Subject: [boost] [btree] In-memory B-tree experimental work
From: Beman Dawes (bdawes_at_[hidden])
Date: 2011-07-12 12:01:25
There was quite a bit of speculation at BoostCon about the performance
of an in-memory B-tree based ordered associative container. I've done
enough experimental work to report some real numbers for an in-memory
B-tree map implementation vs std::map:
inserting 10000000 elements...
btree: 1985589.4 per sec, 81.7% faster than stl
stl: 1092714.3 per sec, 45.0% slower than btree
iterating over 6321389 elements...
btree: 588200694.1 per sec, 2323.5% faster than stl
stl: 24270489.8 per sec, 95.9% slower than btree
finding 10000000 elements...
btree: 2468384.9 per sec, 109.3% faster than stl
stl: 1179177.8 per sec, 52.2% slower than btree
erasing 10000000 elements...
btree: 2444250.3 per sec, 150.7% faster than stl
stl: 974793.1 per sec, 60.1% slower than btree
Those timings are a simple map<long, int>, and are probably about the
best case for the B-tree implementation.

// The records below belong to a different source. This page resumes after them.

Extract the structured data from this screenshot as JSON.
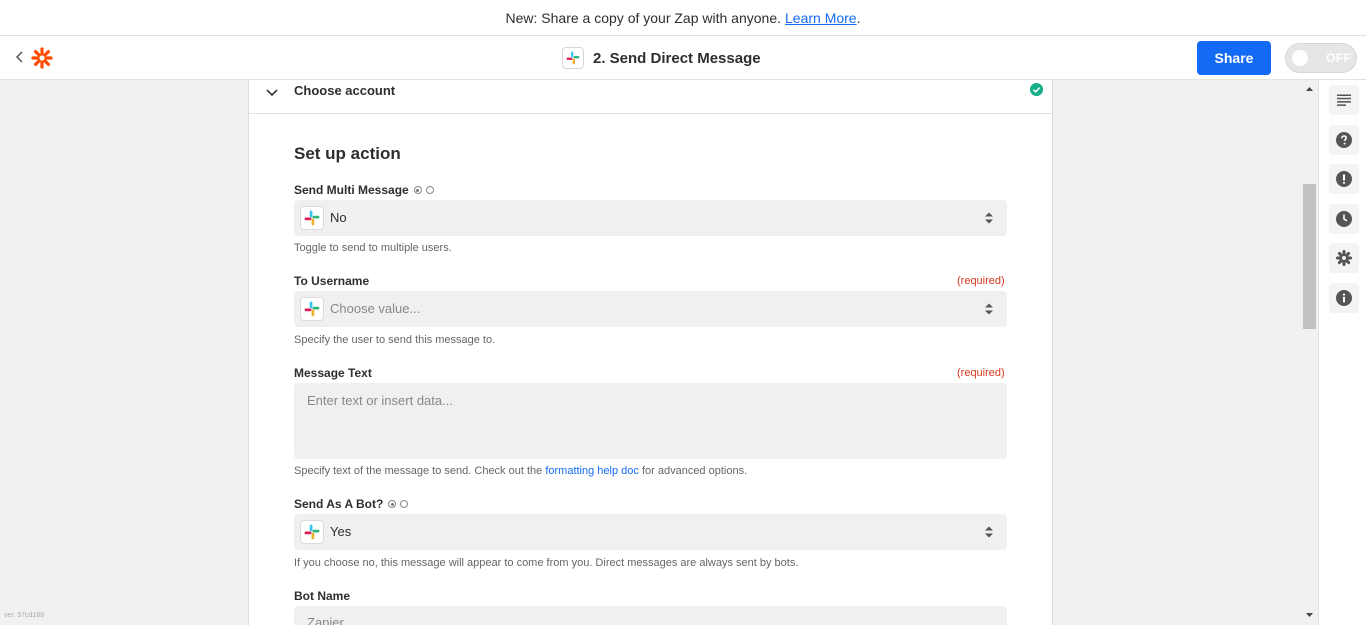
{
  "banner": {
    "text": "New: Share a copy of your Zap with anyone.",
    "link": "Learn More",
    "suffix": "."
  },
  "header": {
    "zap_title": "2. Send Direct Message",
    "share_label": "Share",
    "toggle_label": "OFF"
  },
  "account_section": {
    "title": "Choose account"
  },
  "setup": {
    "title": "Set up action",
    "fields": {
      "multi_message": {
        "label": "Send Multi Message",
        "value": "No",
        "help": "Toggle to send to multiple users."
      },
      "to_username": {
        "label": "To Username",
        "required": "(required)",
        "placeholder": "Choose value...",
        "help": "Specify the user to send this message to."
      },
      "message_text": {
        "label": "Message Text",
        "required": "(required)",
        "placeholder": "Enter text or insert data...",
        "help_before": "Specify text of the message to send. Check out the",
        "help_link": "formatting help doc",
        "help_after": "for advanced options."
      },
      "send_as_bot": {
        "label": "Send As A Bot?",
        "value": "Yes",
        "help": "If you choose no, this message will appear to come from you. Direct messages are always sent by bots."
      },
      "bot_name": {
        "label": "Bot Name",
        "placeholder": "Zapier"
      }
    }
  },
  "sidebar_icons": [
    "details-icon",
    "help-icon",
    "alert-icon",
    "history-icon",
    "settings-icon",
    "info-icon"
  ],
  "version": "ver. 97cd188",
  "colors": {
    "accent": "#136bf5",
    "zapier_orange": "#ff4a00",
    "required": "#d9381e",
    "success": "#1aaf8b"
  }
}
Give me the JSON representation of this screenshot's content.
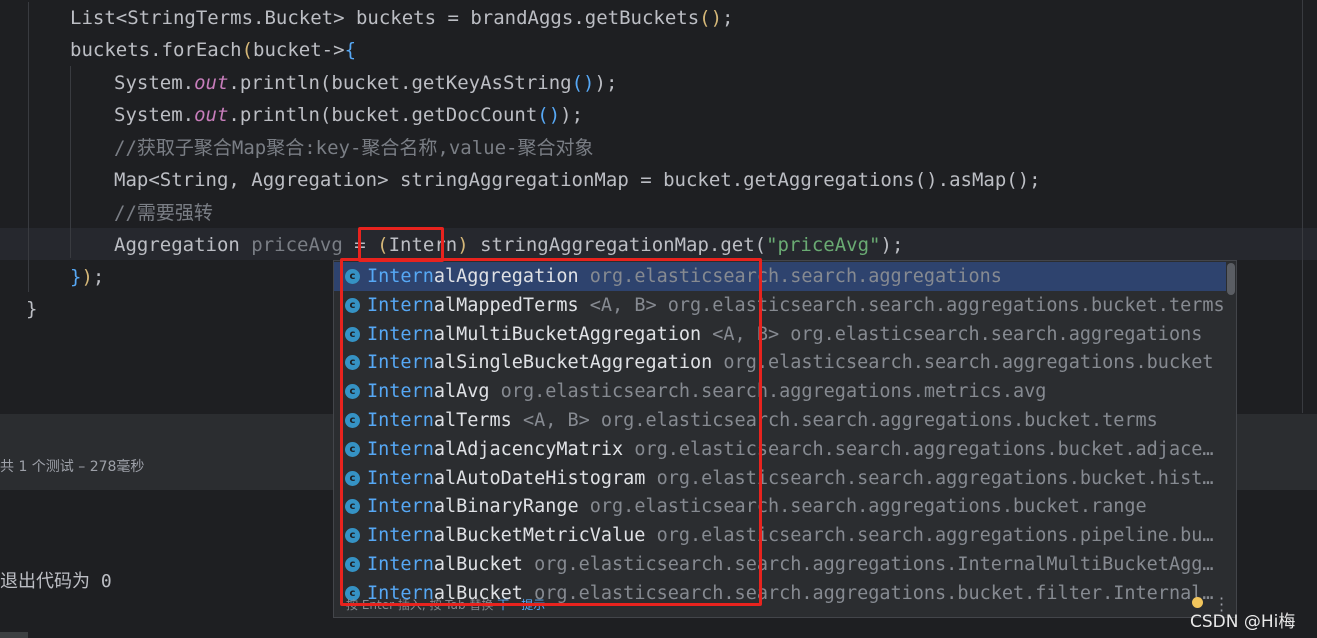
{
  "editor": {
    "lines": [
      {
        "id": "l1",
        "tokens": [
          {
            "t": "List<StringTerms.Bucket> buckets = brandAggs.getBuckets",
            "c": ""
          },
          {
            "t": "()",
            "c": "paren-y"
          },
          {
            "t": ";",
            "c": ""
          }
        ]
      },
      {
        "id": "l2",
        "tokens": [
          {
            "t": "buckets.forEach",
            "c": ""
          },
          {
            "t": "(",
            "c": "paren-y"
          },
          {
            "t": "bucket->",
            "c": ""
          },
          {
            "t": "{",
            "c": "paren-b"
          }
        ]
      },
      {
        "id": "l3",
        "tokens": [
          {
            "t": "System.",
            "c": ""
          },
          {
            "t": "out",
            "c": "static"
          },
          {
            "t": ".println",
            "c": ""
          },
          {
            "t": "(",
            "c": "paren-g"
          },
          {
            "t": "bucket.getKeyAsString",
            "c": ""
          },
          {
            "t": "()",
            "c": "paren-b"
          },
          {
            "t": ")",
            "c": "paren-g"
          },
          {
            "t": ";",
            "c": ""
          }
        ]
      },
      {
        "id": "l4",
        "tokens": [
          {
            "t": "System.",
            "c": ""
          },
          {
            "t": "out",
            "c": "static"
          },
          {
            "t": ".println",
            "c": ""
          },
          {
            "t": "(",
            "c": "paren-g"
          },
          {
            "t": "bucket.getDocCount",
            "c": ""
          },
          {
            "t": "()",
            "c": "paren-b"
          },
          {
            "t": ")",
            "c": "paren-g"
          },
          {
            "t": ";",
            "c": ""
          }
        ]
      },
      {
        "id": "l5",
        "tokens": [
          {
            "t": "//获取子聚合Map聚合:key-聚合名称,value-聚合对象",
            "c": "comment"
          }
        ]
      },
      {
        "id": "l6",
        "tokens": [
          {
            "t": "Map<String, Aggregation> stringAggregationMap = bucket.getAggregations",
            "c": ""
          },
          {
            "t": "()",
            "c": "paren-g"
          },
          {
            "t": ".asMap",
            "c": ""
          },
          {
            "t": "()",
            "c": "paren-g"
          },
          {
            "t": ";",
            "c": ""
          }
        ]
      },
      {
        "id": "l7",
        "tokens": [
          {
            "t": "//需要强转",
            "c": "comment"
          }
        ]
      },
      {
        "id": "l8",
        "tokens": [
          {
            "t": "Aggregation ",
            "c": ""
          },
          {
            "t": "priceAvg",
            "c": "param"
          },
          {
            "t": " = ",
            "c": ""
          },
          {
            "t": "(",
            "c": "paren-y"
          },
          {
            "t": "Intern",
            "c": ""
          },
          {
            "t": ")",
            "c": "paren-y"
          },
          {
            "t": " stringAggregationMap.get",
            "c": ""
          },
          {
            "t": "(",
            "c": "paren-g"
          },
          {
            "t": "\"priceAvg\"",
            "c": "str"
          },
          {
            "t": ")",
            "c": "paren-g"
          },
          {
            "t": ";",
            "c": ""
          }
        ]
      },
      {
        "id": "l9",
        "tokens": [
          {
            "t": "}",
            "c": "paren-b"
          },
          {
            "t": ")",
            "c": "paren-y"
          },
          {
            "t": ";",
            "c": ""
          }
        ]
      },
      {
        "id": "l10",
        "tokens": [
          {
            "t": "}",
            "c": ""
          }
        ]
      }
    ]
  },
  "test_bar": {
    "summary": "共 1 个测试 – 278毫秒"
  },
  "console": {
    "exit_line": "退出代码为 0"
  },
  "completion": {
    "typed_prefix": "Intern",
    "items": [
      {
        "match": "Intern",
        "rest": "alAggregation",
        "generics": "",
        "pkg": "org.elasticsearch.search.aggregations",
        "selected": true
      },
      {
        "match": "Intern",
        "rest": "alMappedTerms",
        "generics": "<A, B>",
        "pkg": "org.elasticsearch.search.aggregations.bucket.terms",
        "selected": false
      },
      {
        "match": "Intern",
        "rest": "alMultiBucketAggregation",
        "generics": "<A, B>",
        "pkg": "org.elasticsearch.search.aggregations",
        "selected": false
      },
      {
        "match": "Intern",
        "rest": "alSingleBucketAggregation",
        "generics": "",
        "pkg": "org.elasticsearch.search.aggregations.bucket",
        "selected": false
      },
      {
        "match": "Intern",
        "rest": "alAvg",
        "generics": "",
        "pkg": "org.elasticsearch.search.aggregations.metrics.avg",
        "selected": false
      },
      {
        "match": "Intern",
        "rest": "alTerms",
        "generics": "<A, B>",
        "pkg": "org.elasticsearch.search.aggregations.bucket.terms",
        "selected": false
      },
      {
        "match": "Intern",
        "rest": "alAdjacencyMatrix",
        "generics": "",
        "pkg": "org.elasticsearch.search.aggregations.bucket.adjace…",
        "selected": false
      },
      {
        "match": "Intern",
        "rest": "alAutoDateHistogram",
        "generics": "",
        "pkg": "org.elasticsearch.search.aggregations.bucket.hist…",
        "selected": false
      },
      {
        "match": "Intern",
        "rest": "alBinaryRange",
        "generics": "",
        "pkg": "org.elasticsearch.search.aggregations.bucket.range",
        "selected": false
      },
      {
        "match": "Intern",
        "rest": "alBucketMetricValue",
        "generics": "",
        "pkg": "org.elasticsearch.search.aggregations.pipeline.bu…",
        "selected": false
      },
      {
        "match": "Intern",
        "rest": "alBucket",
        "generics": "",
        "pkg": "org.elasticsearch.search.aggregations.InternalMultiBucketAgg…",
        "selected": false
      },
      {
        "match": "Intern",
        "rest": "alBucket",
        "generics": "",
        "pkg": "org.elasticsearch.search.aggregations.bucket.filter.Internal…",
        "selected": false
      }
    ],
    "icon_letter": "c",
    "footer_hint": "按 Enter 插入, 按 Tab 替换",
    "footer_link": "下一提示"
  },
  "watermark": "CSDN @Hi梅",
  "colors": {
    "accent": "#56a8f5",
    "annotation": "#e8231e",
    "selection": "#2e436e"
  }
}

In a similar test of a
map<char*, int>, i.e. an indirect map using pointers to strings
containing the key, the memory B-tree was only slightly faster than
A typical red-black container has an overhead of something like 3
pointers per node, IIRC, so memory use for the B-tree container is
presumably a lot less that the STL container, even if the B-tree
container has not been packed.
Unlike the disk-resident B-tree implementation, the in-memory tree is
much closer to the STL interface. The only significant differences are
that insert/emplace/erase always invalidates iterators and Key must be
Assignable, not just CopyConstructible.
The code can be viewed or downloaded at https://github.com/Beman/memory-btree
It is currently C++0x only, and tested only with VC++ 10 and GCC 4.6.
Since this is the first time I've used move semantics, I may not be
getting full mileage out of r-value references yet.
There is no documentation yet.
I need to set this work aside for awhile to get on with other
projects. But I thought there might be interest in the timings. It
would also be interesting to push the same set of random numbers into
a std::vector, sort it, then run find, iterate, and erase, then look
at those timings.